10 great cricketers who were terrible at running between the wickets
In life, as in sport, everyone has some sort of failing and even the greatest of sportspersons are not immune to those. The same holds true for cricketers. All the great cricketers of the past have had certain shortcomings in their game that became apparent as their careers progressed.
However, this article is related to a very specific failing and seems a bit surprising that it had taken hold of some of the finest cricketers in the game.
It relates to running between the wickets and terrible running is not merely restricted to running fast. Judging when to run, when not to run, communicating with the partner and not being in two minds are some of the important aspects of running between the wickets.

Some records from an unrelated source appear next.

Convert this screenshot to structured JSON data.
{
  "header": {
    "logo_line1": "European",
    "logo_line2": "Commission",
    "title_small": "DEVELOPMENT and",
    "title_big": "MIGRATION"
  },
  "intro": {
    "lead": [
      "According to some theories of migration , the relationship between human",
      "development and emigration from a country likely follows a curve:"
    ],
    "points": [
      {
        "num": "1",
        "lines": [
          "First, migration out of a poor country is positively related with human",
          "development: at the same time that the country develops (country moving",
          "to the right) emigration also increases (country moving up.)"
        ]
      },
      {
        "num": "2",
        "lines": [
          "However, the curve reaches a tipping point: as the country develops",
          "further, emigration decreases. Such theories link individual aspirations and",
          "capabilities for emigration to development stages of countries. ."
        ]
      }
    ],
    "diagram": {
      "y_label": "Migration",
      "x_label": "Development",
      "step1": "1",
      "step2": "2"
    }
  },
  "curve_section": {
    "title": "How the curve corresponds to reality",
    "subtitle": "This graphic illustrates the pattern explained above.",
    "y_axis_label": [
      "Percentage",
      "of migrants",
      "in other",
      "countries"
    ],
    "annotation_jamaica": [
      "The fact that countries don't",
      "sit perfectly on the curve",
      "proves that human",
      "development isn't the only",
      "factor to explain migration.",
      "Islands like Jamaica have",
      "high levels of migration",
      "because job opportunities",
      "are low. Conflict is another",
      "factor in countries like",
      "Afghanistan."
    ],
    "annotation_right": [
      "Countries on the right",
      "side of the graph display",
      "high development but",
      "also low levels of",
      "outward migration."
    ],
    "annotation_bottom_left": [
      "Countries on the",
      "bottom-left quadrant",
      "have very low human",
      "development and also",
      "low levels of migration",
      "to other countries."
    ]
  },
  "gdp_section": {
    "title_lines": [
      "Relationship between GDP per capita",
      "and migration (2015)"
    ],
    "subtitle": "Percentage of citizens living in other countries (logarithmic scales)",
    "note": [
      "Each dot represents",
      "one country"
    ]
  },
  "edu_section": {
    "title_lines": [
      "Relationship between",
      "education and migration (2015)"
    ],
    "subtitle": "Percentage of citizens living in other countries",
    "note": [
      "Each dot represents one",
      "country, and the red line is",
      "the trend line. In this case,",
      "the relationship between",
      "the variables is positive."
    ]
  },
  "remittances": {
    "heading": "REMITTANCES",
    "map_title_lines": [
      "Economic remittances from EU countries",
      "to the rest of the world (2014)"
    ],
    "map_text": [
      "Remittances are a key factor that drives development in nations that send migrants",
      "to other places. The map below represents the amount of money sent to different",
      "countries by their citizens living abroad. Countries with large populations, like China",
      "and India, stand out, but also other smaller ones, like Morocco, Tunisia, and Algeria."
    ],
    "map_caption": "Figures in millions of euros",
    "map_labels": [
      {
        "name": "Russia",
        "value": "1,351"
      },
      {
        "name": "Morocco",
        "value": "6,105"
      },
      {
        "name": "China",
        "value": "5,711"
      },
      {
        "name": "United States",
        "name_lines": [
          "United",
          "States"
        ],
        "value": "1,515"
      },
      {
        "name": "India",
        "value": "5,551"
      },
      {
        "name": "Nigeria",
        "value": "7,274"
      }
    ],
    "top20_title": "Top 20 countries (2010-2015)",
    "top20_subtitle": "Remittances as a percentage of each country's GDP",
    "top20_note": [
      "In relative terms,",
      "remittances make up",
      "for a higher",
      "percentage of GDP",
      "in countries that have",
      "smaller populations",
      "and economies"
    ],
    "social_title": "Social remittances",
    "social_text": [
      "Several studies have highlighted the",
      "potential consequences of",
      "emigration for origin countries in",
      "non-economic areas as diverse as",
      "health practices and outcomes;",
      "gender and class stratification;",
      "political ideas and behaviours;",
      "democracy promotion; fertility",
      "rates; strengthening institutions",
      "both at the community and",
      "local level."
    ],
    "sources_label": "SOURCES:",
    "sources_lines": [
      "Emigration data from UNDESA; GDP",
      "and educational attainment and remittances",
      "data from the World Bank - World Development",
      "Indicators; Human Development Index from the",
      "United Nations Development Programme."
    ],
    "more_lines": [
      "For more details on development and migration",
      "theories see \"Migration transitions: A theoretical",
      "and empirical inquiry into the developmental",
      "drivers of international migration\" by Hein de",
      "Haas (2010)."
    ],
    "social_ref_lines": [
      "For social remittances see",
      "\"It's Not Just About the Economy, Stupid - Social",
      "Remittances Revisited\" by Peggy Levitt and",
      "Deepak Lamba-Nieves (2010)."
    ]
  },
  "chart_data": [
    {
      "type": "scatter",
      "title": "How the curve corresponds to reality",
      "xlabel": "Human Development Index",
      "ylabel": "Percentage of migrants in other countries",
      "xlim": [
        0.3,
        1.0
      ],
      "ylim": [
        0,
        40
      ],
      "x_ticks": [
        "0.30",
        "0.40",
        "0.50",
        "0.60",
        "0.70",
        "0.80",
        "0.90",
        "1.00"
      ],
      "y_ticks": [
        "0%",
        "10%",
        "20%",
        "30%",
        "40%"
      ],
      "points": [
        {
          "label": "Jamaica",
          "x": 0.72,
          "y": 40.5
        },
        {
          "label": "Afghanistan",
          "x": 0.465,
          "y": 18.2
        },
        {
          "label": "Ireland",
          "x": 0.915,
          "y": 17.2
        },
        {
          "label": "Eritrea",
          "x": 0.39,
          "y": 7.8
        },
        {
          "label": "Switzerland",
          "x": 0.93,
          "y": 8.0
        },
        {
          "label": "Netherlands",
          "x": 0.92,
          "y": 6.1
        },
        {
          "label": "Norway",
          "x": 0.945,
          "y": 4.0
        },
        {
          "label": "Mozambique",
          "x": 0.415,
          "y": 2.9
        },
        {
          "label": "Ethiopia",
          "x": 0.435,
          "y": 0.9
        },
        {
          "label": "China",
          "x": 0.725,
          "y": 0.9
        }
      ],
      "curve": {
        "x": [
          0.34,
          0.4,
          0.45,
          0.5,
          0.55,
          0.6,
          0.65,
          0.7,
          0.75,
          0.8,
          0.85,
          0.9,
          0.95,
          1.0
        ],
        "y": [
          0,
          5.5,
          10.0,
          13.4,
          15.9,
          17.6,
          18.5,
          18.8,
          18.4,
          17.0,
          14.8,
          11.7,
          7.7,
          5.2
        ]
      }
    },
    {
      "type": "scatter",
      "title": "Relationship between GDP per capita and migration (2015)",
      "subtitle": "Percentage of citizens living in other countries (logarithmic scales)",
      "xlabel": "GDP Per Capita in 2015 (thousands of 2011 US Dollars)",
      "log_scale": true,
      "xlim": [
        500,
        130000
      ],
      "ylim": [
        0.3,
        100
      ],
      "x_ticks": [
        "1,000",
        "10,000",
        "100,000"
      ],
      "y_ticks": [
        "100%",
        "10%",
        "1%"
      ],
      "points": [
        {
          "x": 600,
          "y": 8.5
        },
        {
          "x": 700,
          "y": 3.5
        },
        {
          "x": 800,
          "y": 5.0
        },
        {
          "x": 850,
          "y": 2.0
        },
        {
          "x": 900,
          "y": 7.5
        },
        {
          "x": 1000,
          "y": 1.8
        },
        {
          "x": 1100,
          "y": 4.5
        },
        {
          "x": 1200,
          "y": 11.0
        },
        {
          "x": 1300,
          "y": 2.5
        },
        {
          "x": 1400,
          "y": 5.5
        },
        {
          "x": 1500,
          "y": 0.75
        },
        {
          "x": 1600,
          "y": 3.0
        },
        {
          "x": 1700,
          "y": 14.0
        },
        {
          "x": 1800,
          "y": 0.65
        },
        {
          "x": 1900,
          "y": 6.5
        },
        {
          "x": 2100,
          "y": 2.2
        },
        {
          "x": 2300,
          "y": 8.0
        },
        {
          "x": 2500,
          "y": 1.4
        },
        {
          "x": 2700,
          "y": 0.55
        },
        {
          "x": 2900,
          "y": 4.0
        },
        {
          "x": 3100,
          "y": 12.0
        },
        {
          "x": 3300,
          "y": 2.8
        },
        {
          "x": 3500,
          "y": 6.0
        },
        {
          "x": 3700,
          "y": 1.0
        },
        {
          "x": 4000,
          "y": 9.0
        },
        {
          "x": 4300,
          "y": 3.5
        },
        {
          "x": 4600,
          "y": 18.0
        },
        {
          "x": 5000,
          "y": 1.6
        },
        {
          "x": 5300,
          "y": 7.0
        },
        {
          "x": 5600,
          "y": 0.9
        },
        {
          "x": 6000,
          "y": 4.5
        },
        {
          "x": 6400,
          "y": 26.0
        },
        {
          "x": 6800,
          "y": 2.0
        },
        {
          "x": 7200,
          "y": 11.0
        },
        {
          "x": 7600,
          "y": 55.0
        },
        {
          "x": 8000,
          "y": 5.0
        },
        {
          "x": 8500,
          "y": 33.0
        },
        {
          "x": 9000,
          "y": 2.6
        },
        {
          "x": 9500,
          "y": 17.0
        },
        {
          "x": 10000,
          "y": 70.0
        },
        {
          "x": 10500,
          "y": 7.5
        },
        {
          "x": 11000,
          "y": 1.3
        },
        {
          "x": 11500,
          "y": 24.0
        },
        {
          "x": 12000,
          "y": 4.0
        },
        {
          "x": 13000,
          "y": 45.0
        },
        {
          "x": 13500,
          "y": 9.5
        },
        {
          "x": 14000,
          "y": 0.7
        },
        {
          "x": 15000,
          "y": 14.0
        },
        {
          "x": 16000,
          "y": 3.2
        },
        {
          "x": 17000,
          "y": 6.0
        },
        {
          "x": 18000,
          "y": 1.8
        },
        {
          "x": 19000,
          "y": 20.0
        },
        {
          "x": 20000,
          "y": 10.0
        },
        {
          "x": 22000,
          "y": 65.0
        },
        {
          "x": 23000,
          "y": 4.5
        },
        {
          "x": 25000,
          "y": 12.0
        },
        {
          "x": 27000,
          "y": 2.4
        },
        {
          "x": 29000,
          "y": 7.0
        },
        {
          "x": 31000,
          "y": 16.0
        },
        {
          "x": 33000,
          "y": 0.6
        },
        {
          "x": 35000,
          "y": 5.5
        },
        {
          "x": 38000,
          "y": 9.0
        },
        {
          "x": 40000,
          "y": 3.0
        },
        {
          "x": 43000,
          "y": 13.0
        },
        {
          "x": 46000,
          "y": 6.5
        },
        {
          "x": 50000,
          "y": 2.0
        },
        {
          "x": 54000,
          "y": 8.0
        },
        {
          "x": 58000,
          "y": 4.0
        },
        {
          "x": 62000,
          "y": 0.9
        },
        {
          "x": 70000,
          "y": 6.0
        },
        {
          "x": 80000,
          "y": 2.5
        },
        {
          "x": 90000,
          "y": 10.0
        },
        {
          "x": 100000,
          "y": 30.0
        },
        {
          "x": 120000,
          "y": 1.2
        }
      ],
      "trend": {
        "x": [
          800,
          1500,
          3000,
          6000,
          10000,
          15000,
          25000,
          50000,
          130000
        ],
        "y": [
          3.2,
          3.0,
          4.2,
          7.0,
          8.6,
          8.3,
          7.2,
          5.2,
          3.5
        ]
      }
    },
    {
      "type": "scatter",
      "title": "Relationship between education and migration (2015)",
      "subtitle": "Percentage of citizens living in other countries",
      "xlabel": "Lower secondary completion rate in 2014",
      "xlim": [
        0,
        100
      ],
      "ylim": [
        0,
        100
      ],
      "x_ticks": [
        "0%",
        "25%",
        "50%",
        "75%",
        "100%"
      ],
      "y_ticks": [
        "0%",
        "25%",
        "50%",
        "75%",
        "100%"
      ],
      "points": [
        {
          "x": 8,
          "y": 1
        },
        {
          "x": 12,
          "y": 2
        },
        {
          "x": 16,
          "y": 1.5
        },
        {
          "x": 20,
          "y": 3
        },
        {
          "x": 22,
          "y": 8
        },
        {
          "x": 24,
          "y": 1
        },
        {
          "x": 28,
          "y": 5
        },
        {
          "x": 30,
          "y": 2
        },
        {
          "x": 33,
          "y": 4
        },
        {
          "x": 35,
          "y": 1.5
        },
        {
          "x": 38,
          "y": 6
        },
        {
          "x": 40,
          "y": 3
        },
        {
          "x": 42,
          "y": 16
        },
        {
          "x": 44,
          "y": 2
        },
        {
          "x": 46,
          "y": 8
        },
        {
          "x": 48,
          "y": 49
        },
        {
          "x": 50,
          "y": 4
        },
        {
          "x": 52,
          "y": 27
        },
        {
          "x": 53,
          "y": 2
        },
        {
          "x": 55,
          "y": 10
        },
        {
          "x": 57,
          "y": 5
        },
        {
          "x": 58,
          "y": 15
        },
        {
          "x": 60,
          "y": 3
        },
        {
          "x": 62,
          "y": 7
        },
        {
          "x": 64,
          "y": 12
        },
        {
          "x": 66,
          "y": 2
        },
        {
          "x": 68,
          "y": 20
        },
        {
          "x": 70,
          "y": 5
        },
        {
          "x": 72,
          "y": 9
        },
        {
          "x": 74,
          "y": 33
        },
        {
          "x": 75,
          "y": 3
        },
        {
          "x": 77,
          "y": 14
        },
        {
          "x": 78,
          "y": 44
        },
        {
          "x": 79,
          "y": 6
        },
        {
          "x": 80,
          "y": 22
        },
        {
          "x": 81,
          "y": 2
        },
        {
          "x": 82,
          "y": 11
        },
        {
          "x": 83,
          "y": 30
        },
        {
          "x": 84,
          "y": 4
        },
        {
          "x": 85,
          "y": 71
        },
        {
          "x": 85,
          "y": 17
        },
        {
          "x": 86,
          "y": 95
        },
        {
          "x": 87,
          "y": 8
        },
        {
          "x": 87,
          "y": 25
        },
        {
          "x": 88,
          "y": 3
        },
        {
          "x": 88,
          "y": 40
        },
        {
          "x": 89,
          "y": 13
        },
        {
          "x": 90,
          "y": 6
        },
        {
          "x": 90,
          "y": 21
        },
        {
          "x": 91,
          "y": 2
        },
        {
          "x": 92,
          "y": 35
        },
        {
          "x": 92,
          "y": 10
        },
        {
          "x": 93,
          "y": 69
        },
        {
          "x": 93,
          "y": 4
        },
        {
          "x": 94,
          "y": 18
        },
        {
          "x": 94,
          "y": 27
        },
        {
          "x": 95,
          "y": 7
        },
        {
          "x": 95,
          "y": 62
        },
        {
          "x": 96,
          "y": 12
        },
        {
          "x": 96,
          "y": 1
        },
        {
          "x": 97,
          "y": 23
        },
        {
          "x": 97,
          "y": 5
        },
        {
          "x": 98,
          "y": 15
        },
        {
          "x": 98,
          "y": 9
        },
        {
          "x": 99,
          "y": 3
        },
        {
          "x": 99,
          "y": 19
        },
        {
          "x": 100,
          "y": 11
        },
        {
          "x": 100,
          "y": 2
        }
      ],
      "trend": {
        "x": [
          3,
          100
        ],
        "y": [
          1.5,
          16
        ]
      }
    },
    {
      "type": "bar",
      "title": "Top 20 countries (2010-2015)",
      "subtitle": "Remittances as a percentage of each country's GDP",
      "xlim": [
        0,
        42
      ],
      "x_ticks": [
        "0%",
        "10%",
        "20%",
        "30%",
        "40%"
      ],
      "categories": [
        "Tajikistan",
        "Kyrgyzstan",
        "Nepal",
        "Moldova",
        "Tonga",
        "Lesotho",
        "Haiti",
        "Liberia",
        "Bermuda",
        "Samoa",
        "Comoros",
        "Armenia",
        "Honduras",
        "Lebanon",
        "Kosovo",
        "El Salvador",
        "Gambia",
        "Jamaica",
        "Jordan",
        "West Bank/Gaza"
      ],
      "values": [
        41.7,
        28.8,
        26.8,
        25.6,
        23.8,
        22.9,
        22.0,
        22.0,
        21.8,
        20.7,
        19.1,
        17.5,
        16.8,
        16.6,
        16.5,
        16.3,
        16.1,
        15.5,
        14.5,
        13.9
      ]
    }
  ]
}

So, the great players who were terrible at running were not exactly slow runners but lacked some of the qualities that go into the making of a good runner. More importantly, this is an exercise to demonstrate that some of the great cricketers of the past could have made even more runs or won even more games for their nations had they been a bit better at running.
#10 Mark Waugh
Former Australian batsman Mark Waugh was one of the most majestic batsmen to watch in international cricket and in a career that lasted around 14 years, he became one of Australia's most important batsmen in both formats of the game. He was devastating as an opener in one-dayers and an equally sublime presence in the middle order in Test cricket. In total, he scored 38 international centuries and 97 half-centuries to become one of Australia's renowned match winners during the 1990s.
However, he was a pretty poor when it came to running between the wickets and used to be involved in run outs quite often. In his one day international career he was run out as many as 32 times, which is the 5th highest ever in the history of one-day cricket.